Recipe Testers' Reviews
Here in the Pacific Northwest, we're very lucky to have access to some of the best berries. Strawberries are hitting the markets, and the Hoods are everyone's favorites. They're on the small side, and very sweet, and their season is only a few weeks long. My local market sells out of them as quickly as they get them. Hoods are also incredibly delicate, and it's best to use them as soon as you get them home. (Albion strawberries are also showing up in the stores and farmers' markets right now. These berries are sturdier, are available longer, and are also pretty tasty).
Turning these delectable morsels into a sweet jam is a great way to celebrate Spring. I topped a cheesecake with a few spoonfuls of this small batch strawberry jam last night, had some on my morning toast today, and am thinking of swirling some into vanilla ice cream. My batch turned out a little thin initially, which was fine for the cheesecake, and an overnight stay in the refrigerator thickened it up a bit.
This is a nice recipe for small batch strawberry jam to have on hand during strawberry season, especially good to use if you have a lot of berries and you’re worried about using them all at their prime. The proportions are really practical because during strawberry picking season I often have about this amount of strawberries left after eating most of them fresh.

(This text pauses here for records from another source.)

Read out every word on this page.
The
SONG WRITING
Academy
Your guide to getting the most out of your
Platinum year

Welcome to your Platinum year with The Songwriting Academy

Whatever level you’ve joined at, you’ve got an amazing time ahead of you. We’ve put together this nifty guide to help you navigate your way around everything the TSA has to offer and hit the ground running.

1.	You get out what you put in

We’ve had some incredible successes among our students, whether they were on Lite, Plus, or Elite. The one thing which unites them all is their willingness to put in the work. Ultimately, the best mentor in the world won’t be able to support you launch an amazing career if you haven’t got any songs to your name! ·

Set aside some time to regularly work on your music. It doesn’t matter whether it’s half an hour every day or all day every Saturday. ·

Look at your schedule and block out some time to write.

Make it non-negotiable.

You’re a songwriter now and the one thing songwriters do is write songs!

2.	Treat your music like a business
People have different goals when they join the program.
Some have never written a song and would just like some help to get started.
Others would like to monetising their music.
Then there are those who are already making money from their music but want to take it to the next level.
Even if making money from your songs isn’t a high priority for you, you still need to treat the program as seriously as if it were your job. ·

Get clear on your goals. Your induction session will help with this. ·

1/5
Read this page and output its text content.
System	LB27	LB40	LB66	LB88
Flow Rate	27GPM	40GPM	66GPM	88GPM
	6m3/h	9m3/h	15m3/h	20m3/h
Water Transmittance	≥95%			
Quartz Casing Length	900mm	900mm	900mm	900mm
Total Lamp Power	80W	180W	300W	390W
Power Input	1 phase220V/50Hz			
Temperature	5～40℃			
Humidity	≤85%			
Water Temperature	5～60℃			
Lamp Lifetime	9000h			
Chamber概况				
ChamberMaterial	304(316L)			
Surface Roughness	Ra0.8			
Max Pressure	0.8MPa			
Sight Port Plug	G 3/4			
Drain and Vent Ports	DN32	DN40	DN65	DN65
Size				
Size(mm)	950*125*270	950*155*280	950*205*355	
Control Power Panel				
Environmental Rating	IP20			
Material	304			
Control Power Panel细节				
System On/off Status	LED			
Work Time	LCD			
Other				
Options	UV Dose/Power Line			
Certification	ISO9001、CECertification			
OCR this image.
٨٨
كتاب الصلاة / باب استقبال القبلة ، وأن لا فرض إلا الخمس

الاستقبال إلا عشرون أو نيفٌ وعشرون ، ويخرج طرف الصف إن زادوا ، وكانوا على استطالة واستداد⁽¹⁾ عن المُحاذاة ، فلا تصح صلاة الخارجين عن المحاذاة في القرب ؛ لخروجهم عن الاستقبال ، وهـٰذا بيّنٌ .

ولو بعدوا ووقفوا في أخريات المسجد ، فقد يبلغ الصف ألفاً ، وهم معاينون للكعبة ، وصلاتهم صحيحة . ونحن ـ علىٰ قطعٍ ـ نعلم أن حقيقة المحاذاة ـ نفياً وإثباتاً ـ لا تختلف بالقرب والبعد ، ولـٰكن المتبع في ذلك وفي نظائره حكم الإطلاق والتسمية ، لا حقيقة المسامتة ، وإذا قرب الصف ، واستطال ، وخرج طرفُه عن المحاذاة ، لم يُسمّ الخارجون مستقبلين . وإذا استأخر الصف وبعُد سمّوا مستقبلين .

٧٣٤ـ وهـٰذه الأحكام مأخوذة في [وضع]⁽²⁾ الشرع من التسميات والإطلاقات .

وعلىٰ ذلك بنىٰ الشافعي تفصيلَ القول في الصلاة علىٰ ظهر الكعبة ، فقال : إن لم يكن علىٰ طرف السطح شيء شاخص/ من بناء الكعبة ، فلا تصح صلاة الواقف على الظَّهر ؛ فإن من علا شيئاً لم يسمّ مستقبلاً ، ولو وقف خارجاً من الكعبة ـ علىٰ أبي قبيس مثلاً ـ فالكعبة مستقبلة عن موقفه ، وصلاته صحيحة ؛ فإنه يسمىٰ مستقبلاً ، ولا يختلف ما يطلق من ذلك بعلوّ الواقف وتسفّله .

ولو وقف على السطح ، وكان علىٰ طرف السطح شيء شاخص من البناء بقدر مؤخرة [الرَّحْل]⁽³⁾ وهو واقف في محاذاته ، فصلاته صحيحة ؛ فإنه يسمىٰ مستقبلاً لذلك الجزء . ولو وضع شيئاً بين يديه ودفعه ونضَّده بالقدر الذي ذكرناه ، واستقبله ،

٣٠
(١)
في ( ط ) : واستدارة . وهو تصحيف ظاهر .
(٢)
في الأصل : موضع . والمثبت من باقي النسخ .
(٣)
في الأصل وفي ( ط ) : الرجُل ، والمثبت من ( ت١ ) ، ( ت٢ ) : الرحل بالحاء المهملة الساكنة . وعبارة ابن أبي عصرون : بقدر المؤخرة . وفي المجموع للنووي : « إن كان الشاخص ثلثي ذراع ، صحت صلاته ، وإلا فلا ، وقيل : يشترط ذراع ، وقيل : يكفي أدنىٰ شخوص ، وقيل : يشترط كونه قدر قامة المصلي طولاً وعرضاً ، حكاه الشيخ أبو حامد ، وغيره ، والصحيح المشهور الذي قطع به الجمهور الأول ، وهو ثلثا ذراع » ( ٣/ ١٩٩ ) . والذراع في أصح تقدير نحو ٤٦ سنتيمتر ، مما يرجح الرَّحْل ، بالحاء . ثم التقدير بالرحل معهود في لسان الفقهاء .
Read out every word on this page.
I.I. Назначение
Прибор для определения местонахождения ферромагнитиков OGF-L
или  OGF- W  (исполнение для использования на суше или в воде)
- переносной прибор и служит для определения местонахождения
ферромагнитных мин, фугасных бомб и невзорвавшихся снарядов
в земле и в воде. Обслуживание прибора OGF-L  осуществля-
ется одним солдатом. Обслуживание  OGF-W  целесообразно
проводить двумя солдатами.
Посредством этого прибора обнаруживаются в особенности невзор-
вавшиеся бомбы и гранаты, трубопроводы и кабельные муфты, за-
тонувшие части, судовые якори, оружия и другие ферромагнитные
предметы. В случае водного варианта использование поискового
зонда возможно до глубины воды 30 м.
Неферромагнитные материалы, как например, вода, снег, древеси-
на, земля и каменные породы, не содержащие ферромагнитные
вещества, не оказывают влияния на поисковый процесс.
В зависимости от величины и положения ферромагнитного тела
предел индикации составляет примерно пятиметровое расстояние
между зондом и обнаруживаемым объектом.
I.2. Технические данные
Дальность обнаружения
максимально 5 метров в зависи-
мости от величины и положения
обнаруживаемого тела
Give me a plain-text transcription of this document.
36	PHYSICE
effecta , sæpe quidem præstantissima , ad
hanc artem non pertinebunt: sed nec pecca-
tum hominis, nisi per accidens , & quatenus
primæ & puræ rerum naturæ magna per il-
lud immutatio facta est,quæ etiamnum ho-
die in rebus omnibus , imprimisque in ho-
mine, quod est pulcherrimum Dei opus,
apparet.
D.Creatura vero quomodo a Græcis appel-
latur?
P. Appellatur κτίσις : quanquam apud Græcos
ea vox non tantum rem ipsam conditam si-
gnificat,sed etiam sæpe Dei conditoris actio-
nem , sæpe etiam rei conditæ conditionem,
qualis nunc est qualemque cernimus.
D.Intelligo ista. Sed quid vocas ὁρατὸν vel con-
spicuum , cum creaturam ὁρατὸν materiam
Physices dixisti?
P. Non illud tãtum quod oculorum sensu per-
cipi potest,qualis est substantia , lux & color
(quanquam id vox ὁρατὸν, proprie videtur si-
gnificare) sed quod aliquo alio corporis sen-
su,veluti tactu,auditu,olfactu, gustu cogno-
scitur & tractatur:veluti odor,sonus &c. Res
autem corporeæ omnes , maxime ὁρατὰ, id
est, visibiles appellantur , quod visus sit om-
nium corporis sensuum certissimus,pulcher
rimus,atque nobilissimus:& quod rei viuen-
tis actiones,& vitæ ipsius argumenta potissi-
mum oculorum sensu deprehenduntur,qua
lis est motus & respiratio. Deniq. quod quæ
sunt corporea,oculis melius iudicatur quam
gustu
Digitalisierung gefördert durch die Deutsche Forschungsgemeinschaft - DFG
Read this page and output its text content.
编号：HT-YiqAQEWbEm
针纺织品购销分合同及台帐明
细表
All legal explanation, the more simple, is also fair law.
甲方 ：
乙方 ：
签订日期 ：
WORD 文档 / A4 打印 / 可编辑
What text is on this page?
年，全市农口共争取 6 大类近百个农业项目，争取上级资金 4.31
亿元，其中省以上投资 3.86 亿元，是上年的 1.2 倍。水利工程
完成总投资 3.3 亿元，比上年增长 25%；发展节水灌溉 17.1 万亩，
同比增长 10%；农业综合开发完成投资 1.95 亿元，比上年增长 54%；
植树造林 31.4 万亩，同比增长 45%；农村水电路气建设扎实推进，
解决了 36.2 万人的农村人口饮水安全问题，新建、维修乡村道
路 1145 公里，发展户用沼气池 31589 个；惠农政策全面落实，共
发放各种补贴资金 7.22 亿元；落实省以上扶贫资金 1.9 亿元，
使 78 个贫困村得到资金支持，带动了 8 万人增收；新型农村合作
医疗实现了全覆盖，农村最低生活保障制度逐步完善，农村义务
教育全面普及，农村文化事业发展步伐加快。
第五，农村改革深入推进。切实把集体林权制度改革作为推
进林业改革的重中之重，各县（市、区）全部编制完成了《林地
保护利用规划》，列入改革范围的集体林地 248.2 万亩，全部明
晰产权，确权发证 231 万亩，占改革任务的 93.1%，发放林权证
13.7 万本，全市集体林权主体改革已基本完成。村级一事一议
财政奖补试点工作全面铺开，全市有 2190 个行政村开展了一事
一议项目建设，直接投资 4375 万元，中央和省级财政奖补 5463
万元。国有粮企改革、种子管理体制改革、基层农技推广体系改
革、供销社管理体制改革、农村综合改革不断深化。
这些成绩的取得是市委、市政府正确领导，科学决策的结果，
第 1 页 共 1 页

It also called for the right amount of sugar for ripe berries—the jam wasn't overly sweet and retained the rich, ripe berry flavor. It is very quick and super easy to make, and I felt a lot of satisfaction putting the last of the ripe berries to good use.
The jam is very versatile. I use it on toast in the morning, and I’m also using it as an appetizer on a cracker with soft, ripe, goat cheese, this strawberry jam, and chopped basil.
One of my favorite ways to use this is on vanilla ice cream—a dollop of the cooked jam and a few chopped fresh strawberries for contrast. Add a splash of amaretto (and sometimes I include a crumbled amaretti cookie) and you have a wonderful summer dessert that I serve often.